Empress Eudoxia finally succeeded in her efforts to trap St. John or falsely accuse him. The ridiculous accusations ranged from selling the marble from one of the churches to murder! The Patriarch was sent into exile to a small Armenian village. There, he was was once again afflicted with illness and he died on November 13, 407 and was buried in Comana.
But John, the golden-mouthed, was not forgotten by the people and before long, he was regarded as one of the great “Doctors” of the Church, along with Ss. Basil, Gregory the Theologian, and Gregory the Great. The Liturgy which he composed became the standard for the Eastern rite and his writings continue to instruct Christians to this day.
The Christians of Constantinople began to demand that the holy relics of their beloved saint be returned to the city where he served as Patriarch.
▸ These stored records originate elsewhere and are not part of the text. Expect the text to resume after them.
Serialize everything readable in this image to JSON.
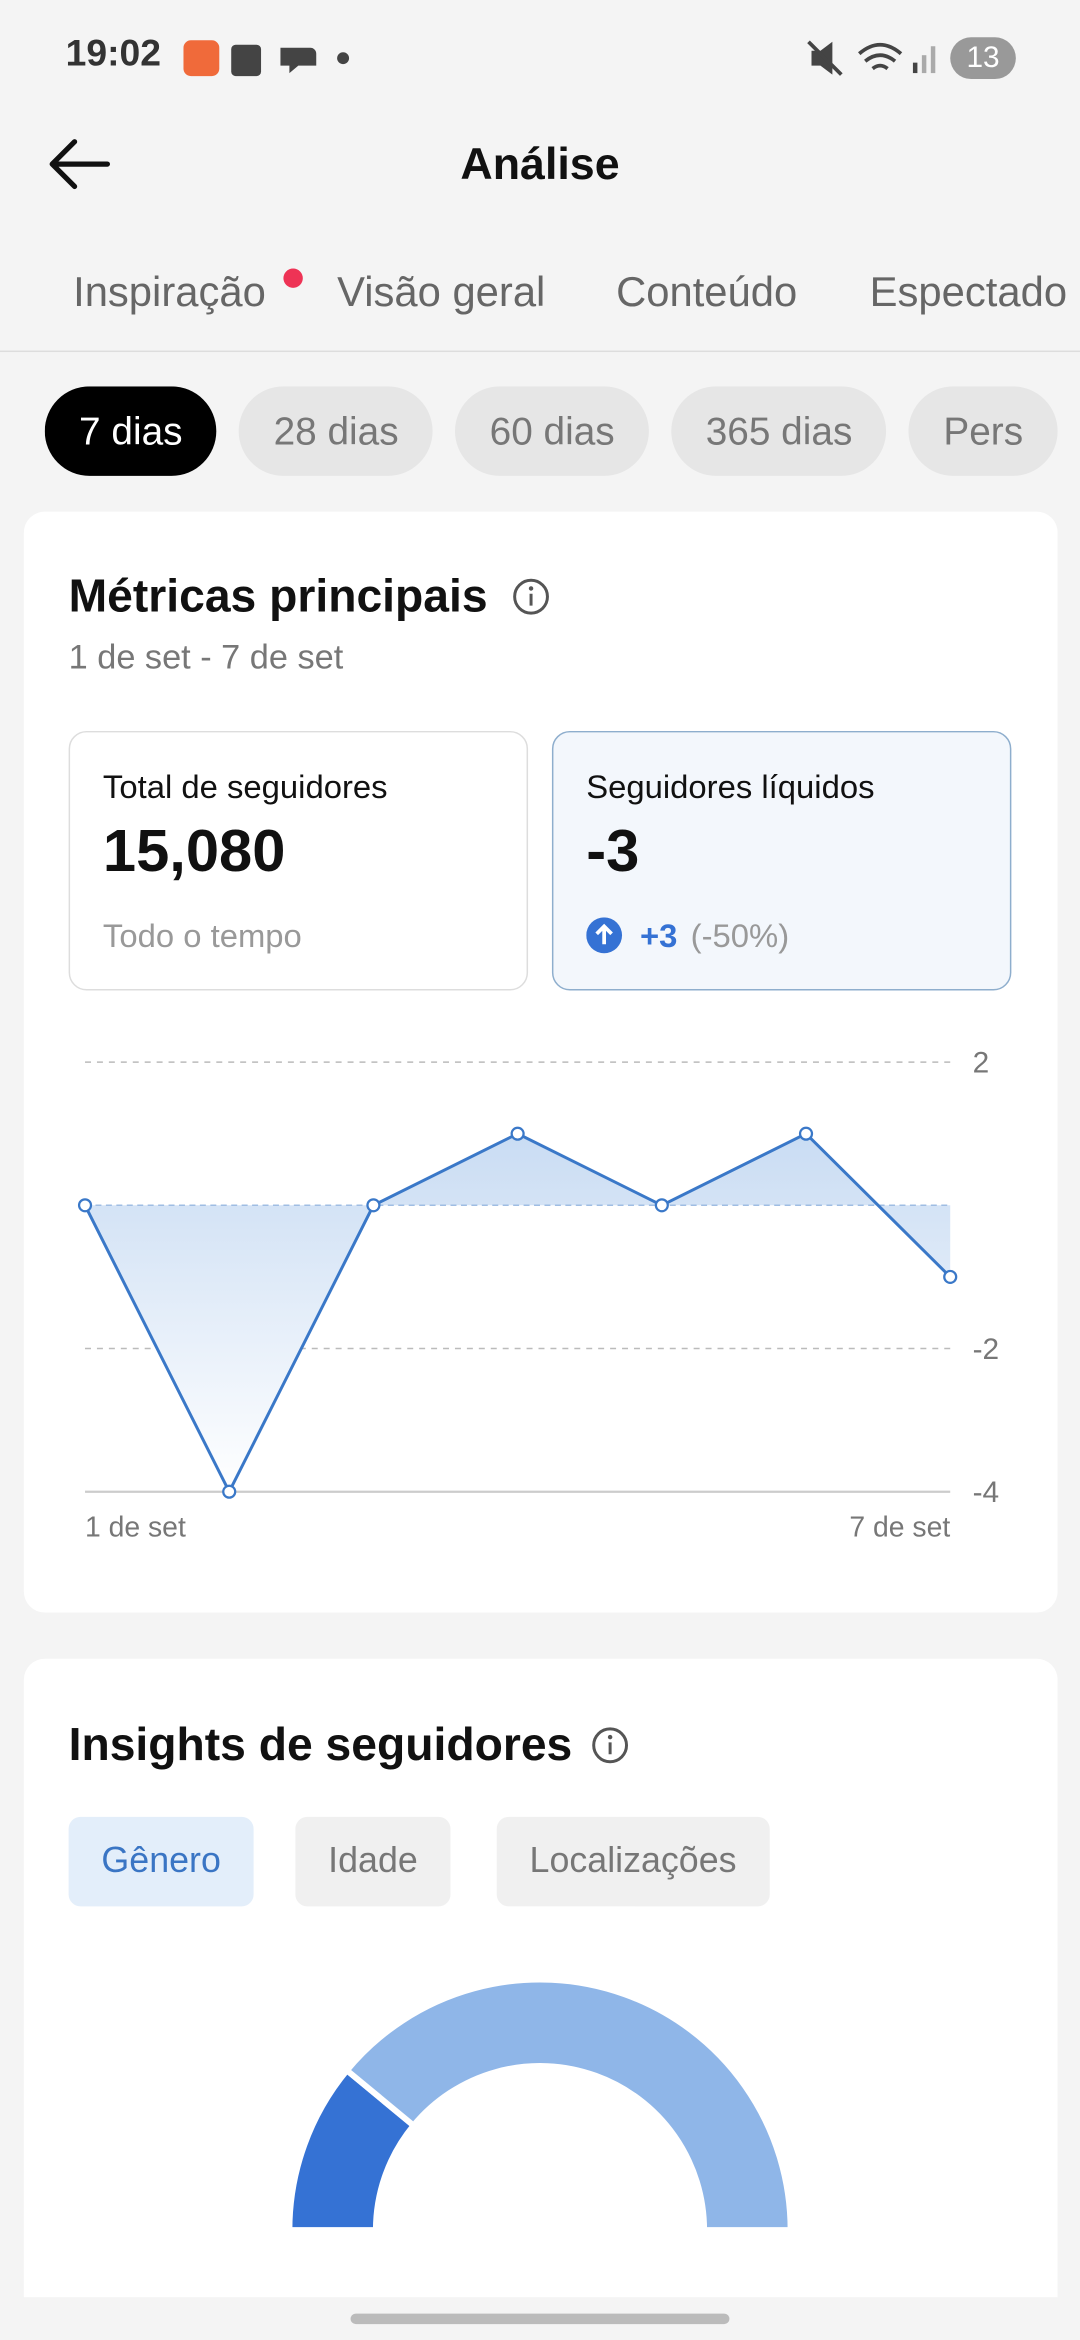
{
  "status_bar": {
    "time": "19:02",
    "notifications": "13"
  },
  "header": {
    "title": "Análise"
  },
  "tabs": [
    "Inspiração",
    "Visão geral",
    "Conteúdo",
    "Espectado"
  ],
  "filters": [
    "7 dias",
    "28 dias",
    "60 dias",
    "365 dias",
    "Pers"
  ],
  "metrics": {
    "title": "Métricas principais",
    "date_range": "1 de set - 7 de set",
    "cards": [
      {
        "label": "Total de seguidores",
        "value": "15,080",
        "note": "Todo o tempo"
      },
      {
        "label": "Seguidores líquidos",
        "value": "-3",
        "change": "+3",
        "change_pct": "(-50%)"
      }
    ]
  },
  "insights": {
    "title": "Insights de seguidores",
    "tabs": [
      "Gênero",
      "Idade",
      "Localizações"
    ]
  },
  "chart_data": [
    {
      "type": "line",
      "categories": [
        "1 de set",
        null,
        null,
        null,
        null,
        null,
        "7 de set"
      ],
      "values": [
        0,
        -4,
        0,
        1,
        0,
        1,
        -1
      ],
      "color": "#3a78c8",
      "ylim": [
        -4,
        2
      ],
      "yticks": [
        2,
        -2,
        -4
      ]
    },
    {
      "type": "donut",
      "values": [
        22,
        78
      ],
      "colors": [
        "#3572d4",
        "#8fb6e8"
      ]
    }
  ]
}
The Emperor Theodosius the Younger wrote a letter in the name of his mother, Eudoxia, begging the forgiveness of the saint for her wrongs against him. The relics were brought back to the imperial city in the year 438 and placed in the Church of the Holy Apostles. However, these relics were then stolen by crusaders in 1204 and eventually taken to Rome where they remained until November 27, 2004. At that time, Pope John Paul, in a gesture of reconciliation and brotherly love, gave the relics of the beloved saint to Ecumenical Patriarch Bartholomew and they are now displayed for veneration at St. George’s Church in Constantinople (Istanbul).
May God grant us wisdom to avoid the hatred which comes of jealousy and pride. May we always pray these beautiful words of St. John Chrysostom with heartfelt sincerity: “I believe, O Lord, and I confess that thou art truly the Christ, the Son of the living God, who didst come into the world to save sinners, of whom I am chief.” Holy John, pray for us.